Powell told Woodward that he didn’t have a problem with the US withdrawal from Afghanistan, though the interview was conducted before the Taliban swept to power in August and the US struggled to complete evacuations of Americans and Afghans ahead of the US military leaving the country.

“Afghanistan you’re never gonna win. Afghans are gonna win,” Powell said. “They have hundreds of these (soldiers) willing to fight and die for this country of theirs. And they’re doing it now, and they’re going to win. That’s why I don’t have any problem with us getting out of there.”

‘She was usually right’

At one point in his conversation with Woodward, Powell stopped the interview to tell his wife, Alma Powell, that he was on the phone.

“I’m on the phone, Alma!” Powell shouted out, before quickly whispering to Woodward: “She never liked me talking to you, but here we are.”

In the interview, Woodward asked Powell who was the greatest person he had ever known, in terms of having a moral compass and sense of the truth mattering.

“It’s Alma Powell,” Powell quickly responded. “She was with me the whole time.
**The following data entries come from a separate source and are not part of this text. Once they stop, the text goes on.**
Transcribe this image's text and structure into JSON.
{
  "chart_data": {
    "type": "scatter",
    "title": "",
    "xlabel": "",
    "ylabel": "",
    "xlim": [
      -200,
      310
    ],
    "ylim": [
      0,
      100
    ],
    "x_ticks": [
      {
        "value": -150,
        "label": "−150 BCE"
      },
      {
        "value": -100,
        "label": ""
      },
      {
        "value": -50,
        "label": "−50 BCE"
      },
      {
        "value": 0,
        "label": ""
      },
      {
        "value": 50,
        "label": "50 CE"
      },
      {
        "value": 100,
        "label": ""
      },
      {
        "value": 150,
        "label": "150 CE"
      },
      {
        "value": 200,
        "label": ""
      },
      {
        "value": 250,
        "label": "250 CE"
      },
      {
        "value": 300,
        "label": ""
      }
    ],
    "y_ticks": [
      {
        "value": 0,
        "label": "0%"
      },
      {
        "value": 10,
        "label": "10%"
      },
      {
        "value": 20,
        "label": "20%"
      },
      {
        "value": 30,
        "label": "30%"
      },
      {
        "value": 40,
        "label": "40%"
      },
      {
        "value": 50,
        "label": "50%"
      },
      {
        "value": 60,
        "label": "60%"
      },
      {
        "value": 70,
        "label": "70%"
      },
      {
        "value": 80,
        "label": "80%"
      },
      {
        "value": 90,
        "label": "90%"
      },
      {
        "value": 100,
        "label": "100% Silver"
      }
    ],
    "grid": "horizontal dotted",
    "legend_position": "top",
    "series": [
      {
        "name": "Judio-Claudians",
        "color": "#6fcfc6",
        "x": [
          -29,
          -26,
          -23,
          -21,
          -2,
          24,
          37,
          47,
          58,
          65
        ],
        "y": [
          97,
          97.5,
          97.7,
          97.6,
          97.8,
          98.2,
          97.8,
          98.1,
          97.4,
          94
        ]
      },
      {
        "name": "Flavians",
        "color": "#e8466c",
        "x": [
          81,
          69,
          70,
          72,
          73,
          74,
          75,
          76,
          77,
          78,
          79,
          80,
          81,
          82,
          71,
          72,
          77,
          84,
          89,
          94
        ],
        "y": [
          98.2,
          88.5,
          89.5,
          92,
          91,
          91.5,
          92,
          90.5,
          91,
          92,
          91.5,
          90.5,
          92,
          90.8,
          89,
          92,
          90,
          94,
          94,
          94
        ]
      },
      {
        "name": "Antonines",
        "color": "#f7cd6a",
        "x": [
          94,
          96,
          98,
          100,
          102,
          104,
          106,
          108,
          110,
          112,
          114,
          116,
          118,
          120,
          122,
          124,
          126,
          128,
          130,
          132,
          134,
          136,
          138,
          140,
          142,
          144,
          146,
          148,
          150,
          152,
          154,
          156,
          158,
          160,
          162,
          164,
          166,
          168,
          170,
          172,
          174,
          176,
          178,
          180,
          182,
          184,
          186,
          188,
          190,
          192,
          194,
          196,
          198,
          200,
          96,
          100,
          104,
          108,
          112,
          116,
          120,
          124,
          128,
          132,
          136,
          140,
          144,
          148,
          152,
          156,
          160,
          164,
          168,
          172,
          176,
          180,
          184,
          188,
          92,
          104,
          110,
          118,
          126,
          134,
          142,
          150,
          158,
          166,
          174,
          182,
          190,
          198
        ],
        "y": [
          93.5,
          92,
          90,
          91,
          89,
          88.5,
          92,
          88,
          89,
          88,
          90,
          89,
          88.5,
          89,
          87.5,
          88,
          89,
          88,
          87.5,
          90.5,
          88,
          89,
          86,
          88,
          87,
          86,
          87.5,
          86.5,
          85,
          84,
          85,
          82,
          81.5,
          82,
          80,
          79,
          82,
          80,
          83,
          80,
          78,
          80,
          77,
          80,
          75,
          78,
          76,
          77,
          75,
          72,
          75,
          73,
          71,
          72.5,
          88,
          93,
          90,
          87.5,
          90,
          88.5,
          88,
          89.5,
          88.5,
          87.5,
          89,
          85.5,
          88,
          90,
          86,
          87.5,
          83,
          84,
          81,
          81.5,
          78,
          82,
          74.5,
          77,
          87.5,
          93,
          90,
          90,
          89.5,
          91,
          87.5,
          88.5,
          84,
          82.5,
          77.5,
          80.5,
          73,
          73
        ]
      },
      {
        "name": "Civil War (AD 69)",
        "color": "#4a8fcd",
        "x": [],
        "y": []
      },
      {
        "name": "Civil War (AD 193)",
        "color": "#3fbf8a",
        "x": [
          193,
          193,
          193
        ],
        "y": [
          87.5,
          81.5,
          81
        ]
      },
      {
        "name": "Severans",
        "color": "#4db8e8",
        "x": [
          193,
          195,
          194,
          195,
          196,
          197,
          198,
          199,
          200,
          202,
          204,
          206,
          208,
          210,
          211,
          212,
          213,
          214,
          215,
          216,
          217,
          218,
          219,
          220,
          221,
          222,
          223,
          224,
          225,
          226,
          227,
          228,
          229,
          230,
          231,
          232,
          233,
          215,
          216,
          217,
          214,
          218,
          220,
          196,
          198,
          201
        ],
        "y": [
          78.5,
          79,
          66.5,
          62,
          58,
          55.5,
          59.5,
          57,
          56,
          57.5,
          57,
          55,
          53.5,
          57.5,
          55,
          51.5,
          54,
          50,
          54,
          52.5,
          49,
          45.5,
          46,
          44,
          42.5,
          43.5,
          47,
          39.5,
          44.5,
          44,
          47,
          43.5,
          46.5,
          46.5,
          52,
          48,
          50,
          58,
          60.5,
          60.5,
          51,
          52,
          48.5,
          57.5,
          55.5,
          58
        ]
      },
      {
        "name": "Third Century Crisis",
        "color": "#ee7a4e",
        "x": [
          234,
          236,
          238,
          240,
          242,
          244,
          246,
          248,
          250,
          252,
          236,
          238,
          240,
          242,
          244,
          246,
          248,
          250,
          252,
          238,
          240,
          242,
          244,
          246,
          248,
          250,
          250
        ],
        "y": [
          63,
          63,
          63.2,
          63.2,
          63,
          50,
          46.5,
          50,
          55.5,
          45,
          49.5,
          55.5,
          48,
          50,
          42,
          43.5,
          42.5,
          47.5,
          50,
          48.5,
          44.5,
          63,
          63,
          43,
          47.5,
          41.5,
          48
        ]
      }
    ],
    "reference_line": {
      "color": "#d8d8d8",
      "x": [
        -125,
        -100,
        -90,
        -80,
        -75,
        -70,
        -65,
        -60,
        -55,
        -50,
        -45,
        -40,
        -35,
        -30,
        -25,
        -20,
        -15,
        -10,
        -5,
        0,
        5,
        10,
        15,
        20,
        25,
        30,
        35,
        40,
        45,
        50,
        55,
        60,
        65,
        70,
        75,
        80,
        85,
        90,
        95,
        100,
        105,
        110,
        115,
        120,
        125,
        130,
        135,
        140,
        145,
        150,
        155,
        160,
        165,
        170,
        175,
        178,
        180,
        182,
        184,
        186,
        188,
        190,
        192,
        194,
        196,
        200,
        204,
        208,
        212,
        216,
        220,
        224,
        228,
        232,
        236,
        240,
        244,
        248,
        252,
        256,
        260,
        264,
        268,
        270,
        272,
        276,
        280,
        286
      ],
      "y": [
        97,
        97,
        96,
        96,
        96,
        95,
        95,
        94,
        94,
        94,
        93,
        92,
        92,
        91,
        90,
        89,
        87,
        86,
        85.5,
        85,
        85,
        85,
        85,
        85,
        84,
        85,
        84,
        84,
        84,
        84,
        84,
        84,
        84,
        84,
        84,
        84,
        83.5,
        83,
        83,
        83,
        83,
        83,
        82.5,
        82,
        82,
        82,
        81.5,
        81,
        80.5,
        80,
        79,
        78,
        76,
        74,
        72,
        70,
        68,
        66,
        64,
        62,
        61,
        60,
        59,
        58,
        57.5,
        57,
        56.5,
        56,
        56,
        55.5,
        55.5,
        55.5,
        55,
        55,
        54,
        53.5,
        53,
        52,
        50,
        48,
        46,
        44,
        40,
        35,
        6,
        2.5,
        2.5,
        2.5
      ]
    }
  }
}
We’ve been married 58 years. And she put up with a lot. She took care of the kids when I was, you know, running around. And she was always there for me, and she’d tell me, ‘That’s not a good idea.’ She was usually right.”

Woodward wrote Monday in The Washington Post about his longtime relationship with Powell, which he said spanned roughly 50 interviews and dated back to 1989 and the US invasion of Panama.

Powell made a brief appearance in “Peril,” Woodward’s book on Trump co-authored with Washington Post journalist Robert Costa, which chronicled the chaotic final year of Trump’s presidency as he desperately sought ways to cling to power after the November election.

In the book, Woodward and Costa write that Chairman of the Joint Chiefs Gen. Mark Milley turned to Powell for advice amid sharp criticism over Milley’s appearance alongside Trump as he walked to a church outside the White House during the June 2020 protests over the death of George Floyd.

“Should I resign?” Milley asked Powell.

“F— no,” Powell responded, according to the book. “I told you never to take the job. You never should have taken the job. Trump’s a f—— maniac.”

This story has been updated with additional details from the interview.